The amendments also include a voluntary equity paydown from the borrowers to significantly deleverage each loan balance as follows: EUR 15.8 million for the Franciacorta loan to reduce the loan to EUR 151.4 million from EUR 167.2 million, and EUR 7.6 million for the Palmanova loan to reduce the loan to EUR 59.1 million from EUR 66.7 million. The principal receipts received in respect of the voluntary prepayments are applied on a pro rata basis to each class of notes in accordance with the pre-note enforcement notice priority of payments. Morningstar DBRS notes that after the paydown both loan LTVs will decrease to 73.9%, down from 80.6% for the Franciacorta loan and 81% for the Palmanova loan. The Franciacorta DY would increase to 10.7% based on May 2024 NRI, from current 9.8%, and the Palmanova DY would increase to 11.4% based on May 2024 NRI, from current 10.4%. The overall transaction WA LTV ratio after paydown will decrease to 73.9%, down from current WA LTV of 82.1%. The transaction’s WA DY would improve to 10.9% (based on issuer NRI as of May 2024) enhancing the issuer’s ability to meet debt service obligations.

Furthermore, the borrowers agreed to advance an equity contribution of EUR 1.21 million into the Palmanova loans’ cash trap account as follows: the funds are to be used to meet any shortfalls of debt service amounts and certain costs and expenses, including asset management fees, corporate/legal expenses, taxes, and capital expenditure (capex). All surplus net rental income is paid into the cash trap account for each loan. Corporate expenses and management fees are capped per annum as follows: EUR 2.5 million for the Franciacorta loan and EUR 1.25 million for the Palmanova loan.

Morningstar DBRS notes that the cash trap reserves allow for further financial flexibility and ensure the implementation of the capex program in line with the Sponsor’s intention for active management initiatives.

On a full repayment of each loan following the sale of the property secured under the same loan, surplus sales proceeds will be repaid to the respective borrowers. The disposal proceeds will be applied pro rata to all the classes of notes.

The noteholders that approved these amendments will receive a consent fee of 0.1% of the adjusted principal amount outstanding of the notes subject to such voting. A further lock-up fee becomes payable by the borrowers in case the approval of the amendments was provided prior to the meeting. Fees are contributed via equity injection and deemed neutral in Morningstar DBRS’ cash flow analysis.

Morningstar DBRS did not take any credit rating actions as a result of these amendments.

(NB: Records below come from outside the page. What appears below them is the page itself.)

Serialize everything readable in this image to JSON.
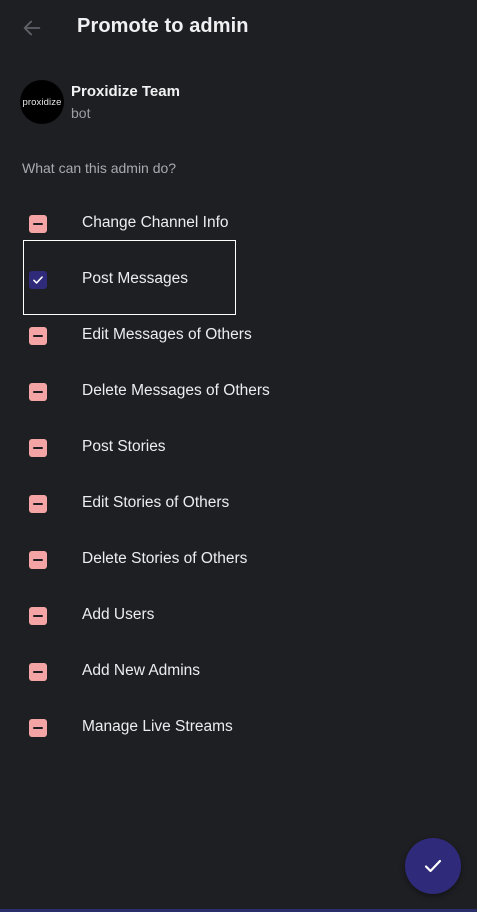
{
  "header": {
    "title": "Promote to admin",
    "back_icon": "arrow-left-icon"
  },
  "profile": {
    "avatar_text": "proxidize",
    "name": "Proxidize Team",
    "subtitle": "bot"
  },
  "section_label": "What can this admin do?",
  "permissions": [
    {
      "label": "Change Channel Info",
      "state": "unchecked"
    },
    {
      "label": "Post Messages",
      "state": "checked"
    },
    {
      "label": "Edit Messages of Others",
      "state": "unchecked"
    },
    {
      "label": "Delete Messages of Others",
      "state": "unchecked"
    },
    {
      "label": "Post Stories",
      "state": "unchecked"
    },
    {
      "label": "Edit Stories of Others",
      "state": "unchecked"
    },
    {
      "label": "Delete Stories of Others",
      "state": "unchecked"
    },
    {
      "label": "Add Users",
      "state": "unchecked"
    },
    {
      "label": "Add New Admins",
      "state": "unchecked"
    },
    {
      "label": "Manage Live Streams",
      "state": "unchecked"
    }
  ],
  "fab": {
    "icon": "check-icon"
  },
  "colors": {
    "background": "#1e1f23",
    "accent": "#2f2a7a",
    "unchecked_box": "#f4a4a4",
    "text": "#ededf0",
    "muted": "#a9a9b0"
  }
}
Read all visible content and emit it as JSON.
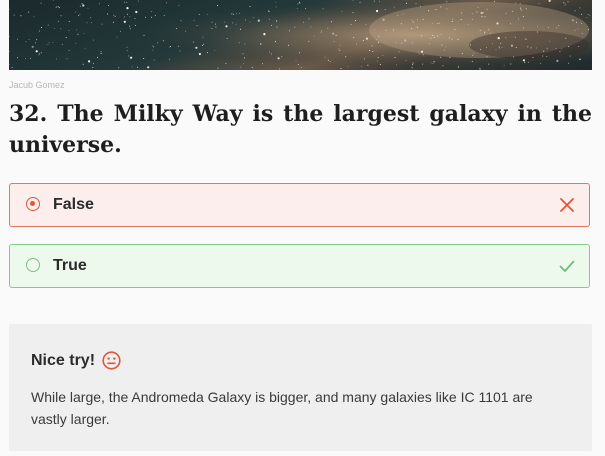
{
  "image": {
    "credit": "Jacub Gomez"
  },
  "question": {
    "number": "32.",
    "text": "The Milky Way is the largest galaxy in the universe."
  },
  "options": [
    {
      "label": "False",
      "state": "selected-incorrect",
      "mark_icon": "close-icon",
      "color": "#e0563a"
    },
    {
      "label": "True",
      "state": "correct",
      "mark_icon": "check-icon",
      "color": "#6cbf72"
    }
  ],
  "feedback": {
    "title": "Nice try!",
    "icon": "neutral-face-icon",
    "text": "While large, the Andromeda Galaxy is bigger, and many galaxies like IC 1101 are vastly larger."
  }
}
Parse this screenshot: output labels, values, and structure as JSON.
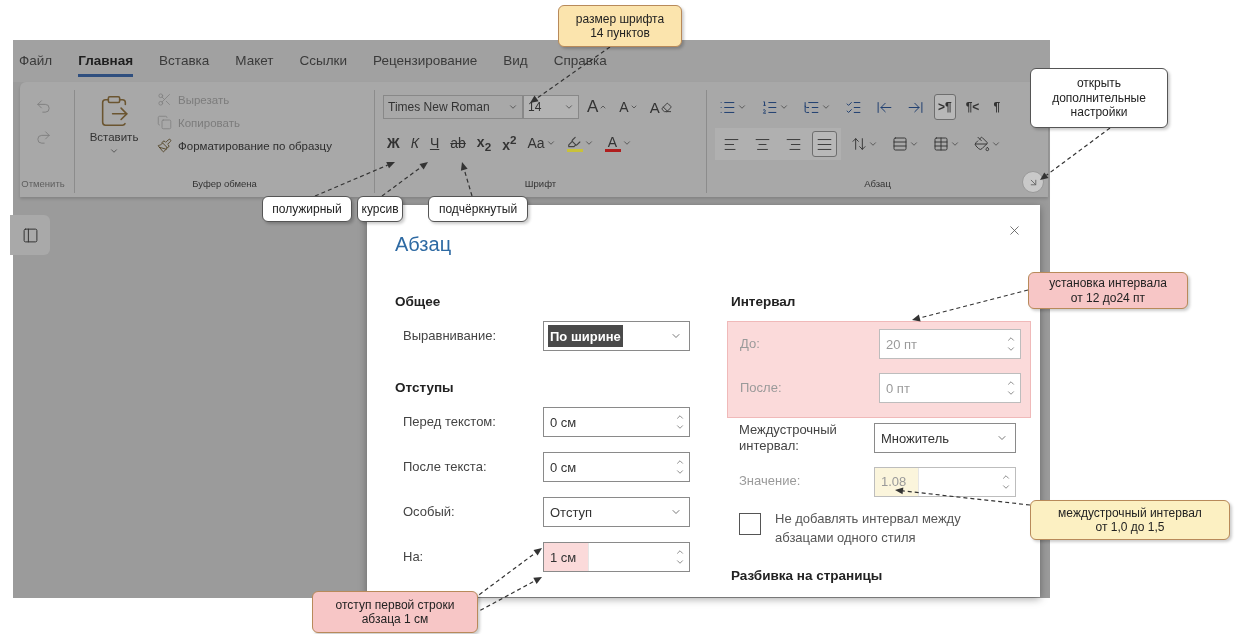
{
  "menu_tabs": [
    {
      "label": "Файл",
      "selected": false
    },
    {
      "label": "Главная",
      "selected": true
    },
    {
      "label": "Вставка",
      "selected": false
    },
    {
      "label": "Макет",
      "selected": false
    },
    {
      "label": "Ссылки",
      "selected": false
    },
    {
      "label": "Рецензирование",
      "selected": false
    },
    {
      "label": "Вид",
      "selected": false
    },
    {
      "label": "Справка",
      "selected": false
    }
  ],
  "ribbon": {
    "undo_group": {
      "label": "Отменить",
      "disabled": true
    },
    "clipboard_group": {
      "label": "Буфер обмена",
      "paste_label": "Вставить",
      "items": [
        {
          "label": "Вырезать",
          "kind": "cut",
          "disabled": true
        },
        {
          "label": "Копировать",
          "kind": "copy",
          "disabled": true
        },
        {
          "label": "Форматирование по образцу",
          "kind": "format-painter",
          "disabled": false
        }
      ]
    },
    "font_group": {
      "label": "Шрифт",
      "font_name": "Times New Roman",
      "font_size": "14",
      "size_buttons": [
        {
          "label": "A",
          "kind": "grow"
        },
        {
          "label": "A",
          "kind": "shrink"
        },
        {
          "label": "A",
          "kind": "clear"
        }
      ],
      "format_buttons": [
        {
          "label": "Ж",
          "kind": "bold"
        },
        {
          "label": "К",
          "kind": "italic"
        },
        {
          "label": "Ч",
          "kind": "underline"
        },
        {
          "label": "ab",
          "kind": "strike"
        },
        {
          "label": "x$_{2}$",
          "kind": "script"
        },
        {
          "label": "x$^{2}$",
          "kind": "script"
        },
        {
          "label": "Aa",
          "kind": "case"
        },
        {
          "kind": "highlight"
        },
        {
          "label": "A",
          "kind": "font-color"
        }
      ]
    },
    "paragraph_group": {
      "label": "Абзац",
      "list_buttons": [
        {
          "kind": "bullets"
        },
        {
          "kind": "numbering"
        },
        {
          "kind": "multilevel"
        },
        {
          "kind": "checklist"
        },
        {
          "kind": "outdent"
        },
        {
          "kind": "indent"
        }
      ],
      "mark_buttons": [
        {
          "label": ">¶",
          "selected": true
        },
        {
          "label": "¶<",
          "selected": false
        },
        {
          "label": "¶",
          "selected": false
        }
      ],
      "align_buttons": [
        {
          "kind": "left",
          "selected": false
        },
        {
          "kind": "center",
          "selected": false
        },
        {
          "kind": "right",
          "selected": false
        },
        {
          "kind": "justify",
          "selected": true
        }
      ],
      "more_buttons": [
        {
          "kind": "line-spacing"
        },
        {
          "kind": "paragraph-spacing"
        },
        {
          "kind": "borders"
        },
        {
          "kind": "shading"
        }
      ]
    }
  },
  "dialog": {
    "title": "Абзац",
    "general": {
      "heading": "Общее",
      "label": "Выравнивание:",
      "value": "По ширине",
      "text_selected": true
    },
    "indents": {
      "heading": "Отступы",
      "rows": [
        {
          "label": "Перед текстом:",
          "value": "0 см",
          "kind": "spin",
          "highlighted": false
        },
        {
          "label": "После текста:",
          "value": "0 см",
          "kind": "spin",
          "highlighted": false
        },
        {
          "label": "Особый:",
          "value": "Отступ",
          "kind": "select",
          "highlighted": false
        },
        {
          "label": "На:",
          "value": "1 см",
          "kind": "spin",
          "highlighted": true,
          "color": "#fbdada"
        }
      ]
    },
    "spacing": {
      "heading": "Интервал",
      "marked_area": {
        "highlighted": true,
        "color": "#fbdada",
        "rows": [
          {
            "label": "До:",
            "value": "20 пт",
            "kind": "spin",
            "disabled": true,
            "highlighted": false
          },
          {
            "label": "После:",
            "value": "0 пт",
            "kind": "spin",
            "disabled": true,
            "highlighted": false
          }
        ]
      },
      "rows": [
        {
          "label": "Междустрочный интервал:",
          "value": "Множитель",
          "kind": "select",
          "disabled": false,
          "highlighted": false
        },
        {
          "label": "Значение:",
          "value": "1.08",
          "kind": "spin",
          "disabled": true,
          "highlighted": true,
          "color": "#fbf5dc"
        }
      ],
      "checkbox": {
        "label": "Не добавлять интервал между абзацами одного стиля",
        "checked": false
      }
    },
    "pagination": {
      "heading": "Разбивка на страницы"
    }
  },
  "callouts": [
    {
      "text": "размер шрифта\n14 пунктов",
      "color": "#fbe4ad"
    },
    {
      "text": "открыть\nдополнительные\nнастройки",
      "color": "#ffffff"
    },
    {
      "text": "полужирный",
      "color": "#ffffff"
    },
    {
      "text": "курсив",
      "color": "#ffffff"
    },
    {
      "text": "подчёркнутый",
      "color": "#ffffff"
    },
    {
      "text": "установка интервала\nот 12 до24 пт",
      "color": "#f7c6c6"
    },
    {
      "text": "междустрочный интервал\nот 1,0 до 1,5",
      "color": "#fcf0c2"
    },
    {
      "text": "отступ первой строки\nабзаца 1 см",
      "color": "#f7c6c6"
    }
  ]
}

The trend on all classes remains Negative, reflecting the prolonged uncertainty of the Italian property market as reported in the last credit rating action on 26 January 2024, when Morningstar DBRS confirmed its credit ratings on the Class A to Class D Notes (see https://dbrs.morningstar.com/issuers/23880).

The transaction benefits from a liquidity reserve facility that totals EUR 10.5 million and is provided by Deutsche Bank AG, London Branch. The liquidity reserve facility can be used to cover interest shortfalls on the Class A and Class B Notes. Morningstar DBRS estimates that, following the restructuring, the liquidity facility support would be equivalent to approximately 12 months of coverage based on the hedging terms mentioned above and approximately 10 months of coverage based on the Euribor capped at 5.0% payable on the notes after their notes’ maturity.

ENVIRONMENTAL, SOCIAL, AND GOVERNANCE CONSIDERATIONS
There were no Environmental/Social/Governance factors that had a significant or relevant effect on the credit analysis.

A description of how Morningstar DBRS considers ESG factors within the Morningstar DBRS analytical framework can be found in the Morningstar DBRS Criteria: Approach to Environmental, Social, and Governance Risk Factors in Credit Ratings (23 January 2024) at https://dbrs.morningstar.com/research/427030.

Notes:
All figures are in euros unless otherwise noted.